Import necessary libraries:
import numpy as np
import faiss
First, we will create a large number of vectors for quantization. Mirroring a project I did recently, I’ll use vectors of length 300. Let’s create 5 million of them:
dim = 300
vectors = np.random.rand(5e6, dim)
Now let’s create our index object. FAISS offers several metrics on which to search, I’ll use minimum L2 distance. Our next step will be to create an “Inverted File Product-Quantization” index from our flat (full precision) index. The IVFPQ index will allow us to
- quantize each dimension
- define Voronoi cells to reduce complexity
nlist = 10000 # Number of Voronoi cells to create
bits = 8 # Precision of numerical representation
sub_quantizers = 20 # Number of subquantizers to use
index_flat = faiss.IndexFlatL2(dim)
index = faiss.IndexIVFPQ(index_flat, dim, nlist, sub_quantizers, bits)

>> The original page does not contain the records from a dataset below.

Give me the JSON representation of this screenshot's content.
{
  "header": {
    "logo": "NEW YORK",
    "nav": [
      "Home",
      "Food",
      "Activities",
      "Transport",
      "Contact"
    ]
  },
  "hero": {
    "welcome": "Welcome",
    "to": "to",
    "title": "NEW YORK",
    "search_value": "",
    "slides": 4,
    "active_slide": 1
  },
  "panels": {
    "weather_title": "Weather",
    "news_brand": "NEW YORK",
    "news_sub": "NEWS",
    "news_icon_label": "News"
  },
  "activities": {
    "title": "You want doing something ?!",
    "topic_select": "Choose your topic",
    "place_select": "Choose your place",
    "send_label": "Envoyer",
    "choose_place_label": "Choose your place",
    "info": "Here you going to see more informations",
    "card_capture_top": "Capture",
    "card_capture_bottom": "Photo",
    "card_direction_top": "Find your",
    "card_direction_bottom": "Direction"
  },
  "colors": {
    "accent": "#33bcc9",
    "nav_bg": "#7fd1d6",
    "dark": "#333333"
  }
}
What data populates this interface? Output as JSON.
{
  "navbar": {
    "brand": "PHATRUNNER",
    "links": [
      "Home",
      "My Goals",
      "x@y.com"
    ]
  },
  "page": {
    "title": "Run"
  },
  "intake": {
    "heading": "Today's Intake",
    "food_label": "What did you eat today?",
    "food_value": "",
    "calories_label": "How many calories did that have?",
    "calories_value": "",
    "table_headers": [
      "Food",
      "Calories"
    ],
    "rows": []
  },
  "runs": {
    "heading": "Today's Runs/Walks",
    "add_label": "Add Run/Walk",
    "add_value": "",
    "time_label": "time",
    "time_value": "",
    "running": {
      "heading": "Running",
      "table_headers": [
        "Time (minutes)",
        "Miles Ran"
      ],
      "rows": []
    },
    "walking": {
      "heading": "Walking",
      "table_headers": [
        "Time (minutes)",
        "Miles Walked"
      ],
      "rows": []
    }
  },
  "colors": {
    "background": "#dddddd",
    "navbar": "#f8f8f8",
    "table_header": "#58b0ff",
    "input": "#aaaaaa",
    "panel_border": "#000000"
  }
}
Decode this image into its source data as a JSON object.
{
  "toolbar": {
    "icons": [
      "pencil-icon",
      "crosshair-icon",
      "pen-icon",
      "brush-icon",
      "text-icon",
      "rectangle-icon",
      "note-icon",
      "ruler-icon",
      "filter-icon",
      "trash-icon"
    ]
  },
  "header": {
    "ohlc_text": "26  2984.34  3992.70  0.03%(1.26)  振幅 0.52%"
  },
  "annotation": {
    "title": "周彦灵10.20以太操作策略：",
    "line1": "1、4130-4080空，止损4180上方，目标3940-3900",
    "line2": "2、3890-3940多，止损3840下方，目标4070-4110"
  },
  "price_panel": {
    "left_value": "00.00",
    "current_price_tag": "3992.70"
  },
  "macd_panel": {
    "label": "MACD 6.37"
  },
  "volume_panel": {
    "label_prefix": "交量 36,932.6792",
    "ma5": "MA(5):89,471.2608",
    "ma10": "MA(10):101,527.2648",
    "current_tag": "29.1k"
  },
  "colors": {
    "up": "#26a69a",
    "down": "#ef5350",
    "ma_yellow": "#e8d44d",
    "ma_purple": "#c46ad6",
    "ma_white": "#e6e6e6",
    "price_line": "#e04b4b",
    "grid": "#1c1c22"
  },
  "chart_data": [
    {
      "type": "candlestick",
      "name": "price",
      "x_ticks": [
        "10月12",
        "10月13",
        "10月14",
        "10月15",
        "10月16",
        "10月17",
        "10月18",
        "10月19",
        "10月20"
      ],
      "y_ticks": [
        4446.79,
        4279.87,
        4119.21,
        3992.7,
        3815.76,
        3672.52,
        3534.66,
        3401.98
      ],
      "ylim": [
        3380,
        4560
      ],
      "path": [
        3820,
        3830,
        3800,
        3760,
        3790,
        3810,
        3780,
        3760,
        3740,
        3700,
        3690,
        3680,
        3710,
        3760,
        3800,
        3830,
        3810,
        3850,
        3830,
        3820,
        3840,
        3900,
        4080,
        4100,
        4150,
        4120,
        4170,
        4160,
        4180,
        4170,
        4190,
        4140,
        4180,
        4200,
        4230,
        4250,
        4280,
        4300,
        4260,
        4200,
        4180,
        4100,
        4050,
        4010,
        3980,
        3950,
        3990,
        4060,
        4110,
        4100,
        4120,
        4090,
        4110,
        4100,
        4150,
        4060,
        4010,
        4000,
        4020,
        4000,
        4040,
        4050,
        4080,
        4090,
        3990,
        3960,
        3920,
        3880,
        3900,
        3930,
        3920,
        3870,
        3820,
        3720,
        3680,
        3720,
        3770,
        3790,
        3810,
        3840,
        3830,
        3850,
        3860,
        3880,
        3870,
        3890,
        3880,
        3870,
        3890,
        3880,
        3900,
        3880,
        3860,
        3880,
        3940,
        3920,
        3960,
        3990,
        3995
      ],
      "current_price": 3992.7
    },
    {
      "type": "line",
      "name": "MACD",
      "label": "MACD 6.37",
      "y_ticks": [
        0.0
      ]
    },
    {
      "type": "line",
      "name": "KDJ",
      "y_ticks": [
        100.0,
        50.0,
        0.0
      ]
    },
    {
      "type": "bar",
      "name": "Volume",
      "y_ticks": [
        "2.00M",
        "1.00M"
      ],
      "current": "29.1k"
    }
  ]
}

From here, we could add our vectors and build the index. However, using only a CPU, this would be expensive: the “training” step is where FAISS quantizes each vector and defines the Voronoi cells. It’s an iterative process that, for large indices, is best suited for a GPU.
res = faiss.StandardGpuResources()
# Move the index onto the GPU memory
gpu_index = faiss.index_cpu_to_gpu(res, 0, index)
# Structure index, then add vectors
gpu_index.train(vectors.astype('float32'))
gpu_index.add(vectors.astype('float32'))
Now that we have our index built, let’s move it back to a CPU for lookup – in the event that the machine hosting the index doesn’t have a GPU. We’ll also build a map so that we can reconstruct elements of the index. Let’s also save it.
cpu_index = faiss.index_gpu_to_cpu(gpu_index)
cpu_index.make_direct_map()
faiss.write_index(cpu_index, 'index.ivfpq')
Using this approach, we’ve been able to reduce the on-disk size of an index from 5 GB to around 150 MB – without an appreciable decline in performance!